Greenpeace and MASIPAG ask the SC to uphold the Writ of Kalikasan on Bt Talong field trials

Press release - March 5, 2014
Manila, Philippines— Today, Greenpeace and members of the Magsasaka at Siyentipiko para sa Pagunlad ng Agrikultura (MASIPAG) trooped to the Supreme Court to ask that the courts uphold the Writ of Kalikasan on the field trials of the genetically-modified organism (GMO) Bt Talong. The green groups filed their consolidated legal arguments to counter the maneuver by pro-GMO groups [1] who are seeking to overturn the Writ of Kalikasan granted in May 2012 to protect the rights of Filipinos to a balanced and healthy ecology.

The Court of Appeals, in ruling with finality last September 20, 2013, recognized that Bt Talong field trials violate the rights of Filipinos to a balanced and healthy ecology. As such, the CA ordered the GMO proponents to cease and desist from conducting any field trial of Bt Talong and also to protect and rehabilitate the environment. Instead of implementing the order of the court, the proponents petitioned the highest court to review the CA decision.

“Six months after CA upheld the Writ of Kalikasan, the respondents have yet to prove that they have indeed carried out the orders set forth by the court. Instead, after several follow ups, the only information made available to the public was that the field trials have been stopped. However, they did not disclose any concrete plans to check and remedy GMO contamination caused by the field trials,” said Daniel Ocampo, Sustainable Agriculture Campaigner for Greenpeace Philippines.

The CA’s decision prevented the proponents of Bt Talong from applying for commercial propagation or from seeking support and acceptance of the project from local governments in the Philippines. It will be recalled that in early 2010, proponents announced that the Philippines would be the first country where Bt eggplant will be made commercially available after it was rejected in India [2]. Filipino regulators even expressed that they would not be conducting risk assessments and accepted the same submissions submitted to Indian authorities.

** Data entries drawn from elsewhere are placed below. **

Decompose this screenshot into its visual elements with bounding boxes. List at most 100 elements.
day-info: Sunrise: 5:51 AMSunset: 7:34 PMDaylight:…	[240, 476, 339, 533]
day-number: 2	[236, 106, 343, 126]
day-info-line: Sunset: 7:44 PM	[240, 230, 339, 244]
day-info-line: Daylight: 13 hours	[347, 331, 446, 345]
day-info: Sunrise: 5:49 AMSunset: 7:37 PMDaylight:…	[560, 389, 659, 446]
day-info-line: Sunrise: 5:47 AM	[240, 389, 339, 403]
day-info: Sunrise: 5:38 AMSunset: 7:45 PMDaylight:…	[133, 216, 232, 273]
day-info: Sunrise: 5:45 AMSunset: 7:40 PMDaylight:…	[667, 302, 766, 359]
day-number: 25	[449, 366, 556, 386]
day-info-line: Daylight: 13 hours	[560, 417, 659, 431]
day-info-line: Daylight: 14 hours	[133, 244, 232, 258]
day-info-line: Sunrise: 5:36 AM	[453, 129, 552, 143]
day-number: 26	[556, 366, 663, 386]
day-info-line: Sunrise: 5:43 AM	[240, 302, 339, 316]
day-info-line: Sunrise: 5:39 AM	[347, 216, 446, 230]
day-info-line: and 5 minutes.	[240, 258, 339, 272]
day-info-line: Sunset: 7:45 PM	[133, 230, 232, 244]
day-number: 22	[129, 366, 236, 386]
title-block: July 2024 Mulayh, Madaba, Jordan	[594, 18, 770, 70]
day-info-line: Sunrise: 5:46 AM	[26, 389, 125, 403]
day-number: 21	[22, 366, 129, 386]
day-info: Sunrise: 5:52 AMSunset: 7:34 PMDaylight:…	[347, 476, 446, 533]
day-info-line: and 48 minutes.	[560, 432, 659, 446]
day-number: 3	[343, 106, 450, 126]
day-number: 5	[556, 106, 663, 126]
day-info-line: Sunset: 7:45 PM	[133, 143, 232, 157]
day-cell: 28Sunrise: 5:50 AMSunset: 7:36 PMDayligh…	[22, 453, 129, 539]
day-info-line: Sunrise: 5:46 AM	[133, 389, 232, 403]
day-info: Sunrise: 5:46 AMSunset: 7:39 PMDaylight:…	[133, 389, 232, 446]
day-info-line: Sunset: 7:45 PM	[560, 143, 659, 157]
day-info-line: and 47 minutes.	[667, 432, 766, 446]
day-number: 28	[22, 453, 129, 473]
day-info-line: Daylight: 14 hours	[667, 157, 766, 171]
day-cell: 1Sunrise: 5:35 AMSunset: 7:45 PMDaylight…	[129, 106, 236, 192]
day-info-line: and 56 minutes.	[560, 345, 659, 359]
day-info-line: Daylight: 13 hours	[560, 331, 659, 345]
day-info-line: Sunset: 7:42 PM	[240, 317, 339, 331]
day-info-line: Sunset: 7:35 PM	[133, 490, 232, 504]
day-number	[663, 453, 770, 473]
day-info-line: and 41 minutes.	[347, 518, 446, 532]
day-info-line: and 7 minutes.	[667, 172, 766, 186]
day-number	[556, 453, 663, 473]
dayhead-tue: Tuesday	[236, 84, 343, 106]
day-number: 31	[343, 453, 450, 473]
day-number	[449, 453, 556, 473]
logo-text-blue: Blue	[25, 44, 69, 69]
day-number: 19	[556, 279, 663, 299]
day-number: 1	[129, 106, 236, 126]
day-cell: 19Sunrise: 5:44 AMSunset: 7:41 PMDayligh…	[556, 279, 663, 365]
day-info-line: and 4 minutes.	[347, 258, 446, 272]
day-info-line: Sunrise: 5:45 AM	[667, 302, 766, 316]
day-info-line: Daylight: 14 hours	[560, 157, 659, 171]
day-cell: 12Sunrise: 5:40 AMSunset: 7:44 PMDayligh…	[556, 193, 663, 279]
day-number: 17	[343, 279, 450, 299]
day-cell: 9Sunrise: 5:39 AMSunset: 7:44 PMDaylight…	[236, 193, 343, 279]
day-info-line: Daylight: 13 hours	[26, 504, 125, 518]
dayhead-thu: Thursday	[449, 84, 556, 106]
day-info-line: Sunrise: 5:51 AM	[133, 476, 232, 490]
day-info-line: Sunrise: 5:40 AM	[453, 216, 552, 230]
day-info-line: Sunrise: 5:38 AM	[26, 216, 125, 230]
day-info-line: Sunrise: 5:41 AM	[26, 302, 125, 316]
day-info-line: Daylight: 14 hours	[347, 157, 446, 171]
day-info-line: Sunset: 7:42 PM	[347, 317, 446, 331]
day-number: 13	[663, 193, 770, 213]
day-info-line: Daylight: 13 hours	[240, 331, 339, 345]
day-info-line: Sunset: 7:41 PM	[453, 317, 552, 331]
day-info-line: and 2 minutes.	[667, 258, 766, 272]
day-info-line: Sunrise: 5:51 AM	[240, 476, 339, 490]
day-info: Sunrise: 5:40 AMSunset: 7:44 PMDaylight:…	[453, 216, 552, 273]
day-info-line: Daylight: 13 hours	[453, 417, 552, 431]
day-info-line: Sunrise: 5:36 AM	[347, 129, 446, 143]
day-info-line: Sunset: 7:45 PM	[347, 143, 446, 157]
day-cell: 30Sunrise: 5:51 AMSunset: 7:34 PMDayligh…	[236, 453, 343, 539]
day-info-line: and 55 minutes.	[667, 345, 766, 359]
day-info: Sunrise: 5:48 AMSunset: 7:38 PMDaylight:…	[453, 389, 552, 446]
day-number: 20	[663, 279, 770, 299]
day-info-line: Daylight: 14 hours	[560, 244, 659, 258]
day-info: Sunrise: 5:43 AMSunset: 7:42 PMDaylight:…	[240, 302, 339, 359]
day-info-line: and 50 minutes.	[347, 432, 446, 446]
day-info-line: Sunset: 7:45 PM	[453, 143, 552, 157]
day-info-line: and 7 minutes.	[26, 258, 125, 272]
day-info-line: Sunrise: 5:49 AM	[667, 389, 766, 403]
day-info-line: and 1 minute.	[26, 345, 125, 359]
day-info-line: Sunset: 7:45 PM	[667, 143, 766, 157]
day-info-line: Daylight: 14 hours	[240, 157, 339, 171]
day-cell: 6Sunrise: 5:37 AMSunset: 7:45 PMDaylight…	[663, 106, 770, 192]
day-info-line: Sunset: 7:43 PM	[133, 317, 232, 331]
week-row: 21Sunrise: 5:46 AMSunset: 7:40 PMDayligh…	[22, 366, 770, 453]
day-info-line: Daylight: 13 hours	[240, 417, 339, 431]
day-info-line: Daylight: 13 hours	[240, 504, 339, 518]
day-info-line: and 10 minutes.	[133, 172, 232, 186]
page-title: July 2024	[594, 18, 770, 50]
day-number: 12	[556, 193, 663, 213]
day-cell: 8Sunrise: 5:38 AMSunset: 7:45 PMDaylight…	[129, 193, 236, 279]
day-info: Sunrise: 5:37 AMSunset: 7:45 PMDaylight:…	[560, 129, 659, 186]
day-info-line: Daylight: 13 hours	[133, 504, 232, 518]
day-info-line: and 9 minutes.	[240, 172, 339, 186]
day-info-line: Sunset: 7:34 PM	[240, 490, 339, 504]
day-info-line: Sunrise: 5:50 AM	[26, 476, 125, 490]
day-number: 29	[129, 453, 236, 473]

“If we are not vigilant, Filipinos will again end up as victims, subjected to the inherent risks associated with GMOs due to the lack of regard of those tasked to regulate and protect our rights,” said Dr. Chito Medina, National Coordinator of MASIPAG. “GMOs should not be the sole jurisdiction of scientists because their long-term environmental, health and socio-economic impacts will affect all Filipinos once they are released outside the laboratories. Why risk our nation’s health in the long run?”

Greenpeace maintains that genetically modified crops like Bt Talong are unnecessary and take away resources that can better be used to further ecological farming. Money and resources spent on GMO research limits capacity for research and development of real, scientific ecological farming solutions. The group continues to call on the Philippine government to focus on developing and supporting ecological farming as a way to boost the country’s agriculture and food production, instead of promoting GMOs or the use of agrochemicals.

Notes to the Editor:

[1] Respondents who filed to repeal the Supreme Court’s decision on the Writ of Kalikasan include the University of the Philippines Los Banos (UPLB), the University of the Philippines Los Banos Foundation Inc. (UPLBFI), the Department of Agriculture (DA), the Environment Management Bureau (EMB) and the International Service for the Acquisition of Agri-biotech Applications (ISAAA).